To solve the problem step by step, we will analyze the motion of the pulse generated by the man's hand and determine when a point on the string at a distance of 3 meters will reach its upper extreme for the first time. ### Step-by-Step Solution: 1. **Understanding the Motion of the Hand:** - The man moves his hand up and down, crossing the mean position 6 times per second. - Since he crosses the mean position twice in one complete cycle (once going up and once going down), the frequency \( f \) of the motion is: \[ f = \frac{6 \text{ crossings}}{2} = 3 \text{ Hz} \] 2. **Calculating Angular Frequency (\( \omega \)):** - The angular frequency \( \omega \) is given by the formula: \[ \omega = 2 \pi f \] - Substituting the value of \( f \): \[ \omega = 2 \pi \times 3 = 6 \pi \text{ radians/second} \] 3. **Calculating Wave Number (\( k \)):** - The wave travels with a speed \( v = 3 \text{ m/s} \). - The wave number \( k \) is calculated using the formula: \[ k = \frac{\omega}{v} \] - Substituting the values of \( \omega \) and \( v \): \[ k = \frac{6 \pi}{3} = 2 \pi \text{ radians/meter} \] 4. **Using the Wave Equation:** - The wave equation can be expressed as: \[ y(x, t) = A \sin(kx - \omega t) \] - For the upper extreme, \( y \) must equal the amplitude \( A \).
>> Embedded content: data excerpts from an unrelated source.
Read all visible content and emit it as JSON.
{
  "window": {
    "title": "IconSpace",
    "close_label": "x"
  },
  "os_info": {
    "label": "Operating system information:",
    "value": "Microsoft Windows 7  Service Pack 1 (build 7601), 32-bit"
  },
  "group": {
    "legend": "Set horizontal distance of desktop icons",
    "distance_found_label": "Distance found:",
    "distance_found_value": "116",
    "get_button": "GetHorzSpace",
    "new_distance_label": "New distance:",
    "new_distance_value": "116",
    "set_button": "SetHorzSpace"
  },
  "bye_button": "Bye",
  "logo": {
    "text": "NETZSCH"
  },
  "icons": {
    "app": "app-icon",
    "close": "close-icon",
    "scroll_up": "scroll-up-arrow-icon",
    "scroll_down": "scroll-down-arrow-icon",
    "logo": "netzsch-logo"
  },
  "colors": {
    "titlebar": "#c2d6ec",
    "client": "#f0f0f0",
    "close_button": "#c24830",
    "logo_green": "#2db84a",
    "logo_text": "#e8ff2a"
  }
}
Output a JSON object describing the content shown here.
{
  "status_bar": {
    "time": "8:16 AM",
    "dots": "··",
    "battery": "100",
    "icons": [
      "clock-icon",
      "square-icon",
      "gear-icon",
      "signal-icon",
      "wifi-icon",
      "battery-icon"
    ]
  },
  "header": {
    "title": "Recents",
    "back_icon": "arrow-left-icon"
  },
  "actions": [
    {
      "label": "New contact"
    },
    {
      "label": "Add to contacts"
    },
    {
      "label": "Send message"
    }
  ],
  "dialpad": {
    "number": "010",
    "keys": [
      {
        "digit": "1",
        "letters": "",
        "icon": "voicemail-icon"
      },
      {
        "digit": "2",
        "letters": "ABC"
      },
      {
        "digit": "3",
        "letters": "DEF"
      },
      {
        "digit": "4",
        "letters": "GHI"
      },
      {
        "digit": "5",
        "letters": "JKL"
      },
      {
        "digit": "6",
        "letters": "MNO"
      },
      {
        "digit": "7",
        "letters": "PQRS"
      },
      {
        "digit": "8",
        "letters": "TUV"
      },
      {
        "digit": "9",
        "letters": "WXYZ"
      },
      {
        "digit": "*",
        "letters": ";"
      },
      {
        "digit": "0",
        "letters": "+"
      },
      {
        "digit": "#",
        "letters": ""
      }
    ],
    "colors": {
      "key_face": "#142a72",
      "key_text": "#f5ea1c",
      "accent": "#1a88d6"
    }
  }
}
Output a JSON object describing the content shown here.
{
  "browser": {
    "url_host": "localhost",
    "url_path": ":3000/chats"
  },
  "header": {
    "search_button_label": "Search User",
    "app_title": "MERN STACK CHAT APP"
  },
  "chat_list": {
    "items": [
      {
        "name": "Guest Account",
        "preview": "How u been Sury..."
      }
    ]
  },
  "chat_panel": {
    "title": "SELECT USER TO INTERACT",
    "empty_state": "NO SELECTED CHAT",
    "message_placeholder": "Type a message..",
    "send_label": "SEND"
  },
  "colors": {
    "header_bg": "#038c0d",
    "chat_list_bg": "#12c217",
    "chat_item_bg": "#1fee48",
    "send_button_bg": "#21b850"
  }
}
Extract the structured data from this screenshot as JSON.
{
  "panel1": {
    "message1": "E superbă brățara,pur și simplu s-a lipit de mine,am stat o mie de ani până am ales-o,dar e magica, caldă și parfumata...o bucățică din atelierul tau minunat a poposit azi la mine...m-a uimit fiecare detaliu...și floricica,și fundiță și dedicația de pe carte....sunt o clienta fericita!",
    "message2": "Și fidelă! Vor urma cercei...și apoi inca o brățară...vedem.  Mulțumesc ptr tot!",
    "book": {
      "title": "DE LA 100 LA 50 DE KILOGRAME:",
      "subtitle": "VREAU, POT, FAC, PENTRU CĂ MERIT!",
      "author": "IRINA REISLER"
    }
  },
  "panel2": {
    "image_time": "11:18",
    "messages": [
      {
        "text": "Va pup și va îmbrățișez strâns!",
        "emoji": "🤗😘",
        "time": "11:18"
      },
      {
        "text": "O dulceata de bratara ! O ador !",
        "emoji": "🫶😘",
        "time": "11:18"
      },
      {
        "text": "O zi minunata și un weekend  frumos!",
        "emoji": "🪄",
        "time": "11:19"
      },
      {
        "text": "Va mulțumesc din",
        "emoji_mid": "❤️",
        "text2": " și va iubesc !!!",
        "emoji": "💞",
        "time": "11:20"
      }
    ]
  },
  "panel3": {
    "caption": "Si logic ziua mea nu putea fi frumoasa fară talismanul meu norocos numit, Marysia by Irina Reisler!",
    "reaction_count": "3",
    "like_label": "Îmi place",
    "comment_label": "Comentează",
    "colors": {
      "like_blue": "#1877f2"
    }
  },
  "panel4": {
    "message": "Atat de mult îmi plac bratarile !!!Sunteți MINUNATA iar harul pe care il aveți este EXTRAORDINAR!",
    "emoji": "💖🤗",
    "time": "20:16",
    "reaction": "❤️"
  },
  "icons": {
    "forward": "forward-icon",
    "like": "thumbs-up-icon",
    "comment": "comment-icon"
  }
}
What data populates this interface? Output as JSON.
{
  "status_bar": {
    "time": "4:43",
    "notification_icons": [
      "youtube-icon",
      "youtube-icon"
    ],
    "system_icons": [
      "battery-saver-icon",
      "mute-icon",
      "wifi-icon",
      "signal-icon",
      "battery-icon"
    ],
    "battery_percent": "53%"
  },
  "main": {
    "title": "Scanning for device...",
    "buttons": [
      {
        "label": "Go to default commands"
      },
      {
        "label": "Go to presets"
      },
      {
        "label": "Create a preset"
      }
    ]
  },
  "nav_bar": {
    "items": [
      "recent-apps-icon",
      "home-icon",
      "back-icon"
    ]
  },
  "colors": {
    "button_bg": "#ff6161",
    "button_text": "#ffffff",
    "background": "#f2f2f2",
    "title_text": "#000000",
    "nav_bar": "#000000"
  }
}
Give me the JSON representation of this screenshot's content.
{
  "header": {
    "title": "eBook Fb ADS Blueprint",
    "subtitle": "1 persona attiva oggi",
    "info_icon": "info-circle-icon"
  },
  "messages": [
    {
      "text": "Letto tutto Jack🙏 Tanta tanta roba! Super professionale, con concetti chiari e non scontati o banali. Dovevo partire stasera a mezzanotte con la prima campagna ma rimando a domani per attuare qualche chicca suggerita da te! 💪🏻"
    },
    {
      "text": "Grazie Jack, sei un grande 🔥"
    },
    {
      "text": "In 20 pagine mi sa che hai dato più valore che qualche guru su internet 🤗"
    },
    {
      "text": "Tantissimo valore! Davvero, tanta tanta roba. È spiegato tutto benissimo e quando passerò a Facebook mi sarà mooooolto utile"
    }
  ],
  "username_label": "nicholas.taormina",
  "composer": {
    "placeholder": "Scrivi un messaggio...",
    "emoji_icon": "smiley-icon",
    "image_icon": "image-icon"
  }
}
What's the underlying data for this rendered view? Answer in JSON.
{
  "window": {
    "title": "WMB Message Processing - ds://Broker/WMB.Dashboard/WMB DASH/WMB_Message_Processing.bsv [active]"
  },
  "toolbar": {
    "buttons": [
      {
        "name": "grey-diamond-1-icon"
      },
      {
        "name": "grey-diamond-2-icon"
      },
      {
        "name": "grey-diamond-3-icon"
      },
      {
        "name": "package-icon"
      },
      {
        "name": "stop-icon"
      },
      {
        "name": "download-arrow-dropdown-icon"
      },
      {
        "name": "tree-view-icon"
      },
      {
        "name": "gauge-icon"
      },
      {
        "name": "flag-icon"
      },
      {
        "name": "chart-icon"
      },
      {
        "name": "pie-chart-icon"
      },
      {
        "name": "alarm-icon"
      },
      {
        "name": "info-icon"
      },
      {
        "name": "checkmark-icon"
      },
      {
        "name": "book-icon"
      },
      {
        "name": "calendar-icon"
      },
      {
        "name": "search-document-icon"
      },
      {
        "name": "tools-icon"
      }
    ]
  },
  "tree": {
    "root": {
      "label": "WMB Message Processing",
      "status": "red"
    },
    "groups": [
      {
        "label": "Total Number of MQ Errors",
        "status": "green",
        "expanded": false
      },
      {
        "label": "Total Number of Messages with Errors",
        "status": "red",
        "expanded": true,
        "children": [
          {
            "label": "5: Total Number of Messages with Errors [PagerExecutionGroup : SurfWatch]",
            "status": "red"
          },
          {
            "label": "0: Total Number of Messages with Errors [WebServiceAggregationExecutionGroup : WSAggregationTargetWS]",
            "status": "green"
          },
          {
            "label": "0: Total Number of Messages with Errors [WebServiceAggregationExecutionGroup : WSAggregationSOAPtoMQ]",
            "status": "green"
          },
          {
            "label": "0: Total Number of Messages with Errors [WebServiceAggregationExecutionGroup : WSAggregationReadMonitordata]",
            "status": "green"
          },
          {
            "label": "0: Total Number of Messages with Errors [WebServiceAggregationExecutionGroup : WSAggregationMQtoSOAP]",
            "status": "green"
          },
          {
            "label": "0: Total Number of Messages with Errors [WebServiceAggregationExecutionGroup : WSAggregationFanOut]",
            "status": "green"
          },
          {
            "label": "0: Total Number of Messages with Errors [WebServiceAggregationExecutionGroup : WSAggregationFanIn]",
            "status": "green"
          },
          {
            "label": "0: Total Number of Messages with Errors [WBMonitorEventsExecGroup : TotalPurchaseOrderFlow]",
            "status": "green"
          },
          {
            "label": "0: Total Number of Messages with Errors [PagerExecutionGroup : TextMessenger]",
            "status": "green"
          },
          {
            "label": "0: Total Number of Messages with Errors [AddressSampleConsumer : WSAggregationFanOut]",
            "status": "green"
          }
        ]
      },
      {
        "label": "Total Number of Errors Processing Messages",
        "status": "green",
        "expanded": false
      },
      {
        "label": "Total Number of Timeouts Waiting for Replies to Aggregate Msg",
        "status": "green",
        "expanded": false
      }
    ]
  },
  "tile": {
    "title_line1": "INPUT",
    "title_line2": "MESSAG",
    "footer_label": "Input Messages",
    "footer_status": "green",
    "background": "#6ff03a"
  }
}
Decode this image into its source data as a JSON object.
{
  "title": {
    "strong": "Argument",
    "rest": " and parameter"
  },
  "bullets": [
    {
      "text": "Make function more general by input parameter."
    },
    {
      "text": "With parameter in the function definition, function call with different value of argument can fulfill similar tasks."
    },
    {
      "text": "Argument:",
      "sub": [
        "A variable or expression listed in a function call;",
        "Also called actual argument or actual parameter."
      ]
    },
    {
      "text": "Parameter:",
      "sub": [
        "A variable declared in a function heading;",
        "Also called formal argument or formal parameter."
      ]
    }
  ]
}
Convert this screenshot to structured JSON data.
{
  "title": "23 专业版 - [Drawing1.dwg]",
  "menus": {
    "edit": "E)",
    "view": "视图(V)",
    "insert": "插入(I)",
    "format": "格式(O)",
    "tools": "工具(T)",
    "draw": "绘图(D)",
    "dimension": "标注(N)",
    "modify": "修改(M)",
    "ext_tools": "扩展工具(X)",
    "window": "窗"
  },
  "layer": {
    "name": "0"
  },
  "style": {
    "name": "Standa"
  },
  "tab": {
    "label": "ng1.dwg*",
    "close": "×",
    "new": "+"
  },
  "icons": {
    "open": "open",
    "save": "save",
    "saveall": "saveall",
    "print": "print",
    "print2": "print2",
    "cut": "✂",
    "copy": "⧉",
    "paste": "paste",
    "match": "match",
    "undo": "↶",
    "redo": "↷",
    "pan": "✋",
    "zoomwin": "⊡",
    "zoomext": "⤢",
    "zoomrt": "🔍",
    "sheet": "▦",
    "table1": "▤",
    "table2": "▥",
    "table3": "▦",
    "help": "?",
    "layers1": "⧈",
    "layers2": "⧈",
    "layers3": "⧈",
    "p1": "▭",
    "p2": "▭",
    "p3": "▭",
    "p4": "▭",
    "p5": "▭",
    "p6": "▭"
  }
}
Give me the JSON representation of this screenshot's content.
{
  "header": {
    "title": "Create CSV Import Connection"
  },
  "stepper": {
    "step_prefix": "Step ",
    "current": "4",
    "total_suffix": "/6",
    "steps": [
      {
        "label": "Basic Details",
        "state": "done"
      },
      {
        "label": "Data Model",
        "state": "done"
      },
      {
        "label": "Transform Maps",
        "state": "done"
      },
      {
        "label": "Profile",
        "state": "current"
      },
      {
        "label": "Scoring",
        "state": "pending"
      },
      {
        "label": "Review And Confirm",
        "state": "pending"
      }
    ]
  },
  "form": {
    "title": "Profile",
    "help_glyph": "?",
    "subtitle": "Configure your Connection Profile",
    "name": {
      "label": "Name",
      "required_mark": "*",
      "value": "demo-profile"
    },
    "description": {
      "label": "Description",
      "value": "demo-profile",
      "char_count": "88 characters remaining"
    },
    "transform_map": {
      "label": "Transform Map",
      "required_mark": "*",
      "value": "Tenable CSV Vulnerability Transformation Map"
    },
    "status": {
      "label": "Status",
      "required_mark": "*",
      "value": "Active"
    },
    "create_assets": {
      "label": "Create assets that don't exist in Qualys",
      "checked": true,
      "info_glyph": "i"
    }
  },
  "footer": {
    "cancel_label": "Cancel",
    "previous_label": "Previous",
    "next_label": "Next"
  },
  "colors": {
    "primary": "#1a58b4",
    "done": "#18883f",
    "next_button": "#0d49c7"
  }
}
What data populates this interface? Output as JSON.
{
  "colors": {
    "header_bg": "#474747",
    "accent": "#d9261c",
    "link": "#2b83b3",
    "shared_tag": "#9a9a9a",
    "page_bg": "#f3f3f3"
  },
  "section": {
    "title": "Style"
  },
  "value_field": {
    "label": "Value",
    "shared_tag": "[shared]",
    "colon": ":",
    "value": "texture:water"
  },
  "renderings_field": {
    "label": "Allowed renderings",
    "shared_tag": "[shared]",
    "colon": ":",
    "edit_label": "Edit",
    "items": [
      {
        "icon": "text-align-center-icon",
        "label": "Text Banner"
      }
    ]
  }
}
Thus, we set: \[ A \sin(kx - \omega t) = A \] - This implies: \[ \sin(kx - \omega t) = 1 \] - The sine function equals 1 at \( kx - \omega t = \frac{\pi}{2} + 2n\pi \) for any integer \( n \). We will consider the first occurrence, so we set: \[ kx - \omega t = \frac{\pi}{2} \] 5. **Substituting Values:** - For \( x = 3 \text{ m} \): \[ k \cdot 3 - \omega t = \frac{\pi}{2} \] - Substituting \( k = 2\pi \) and \( \omega = 6\pi \): \[ 2\pi \cdot 3 - 6\pi t = \frac{\pi}{2} \] - Simplifying: \[ 6\pi - 6\pi t = \frac{\pi}{2} \] 6. **Solving for \( t \):** - Rearranging gives: \[ 6\pi - \frac{\pi}{2} = 6\pi t \] - Converting \( 6\pi \) to a fraction: \[ 6\pi = \frac{12\pi}{2} \] - Thus: \[ \frac{12\pi}{2} - \frac{\pi}{2} = 6\pi t \] \[ \frac{11\pi}{2} = 6\pi t \] - Dividing both sides by \( 6\pi \): \[ t = \frac{11}{12} \text{ seconds} \] ### Final Answer: The point on the string at a distance of 3 meters will reach its upper extreme for the first time at time \( t = \frac{11}{12} \) seconds.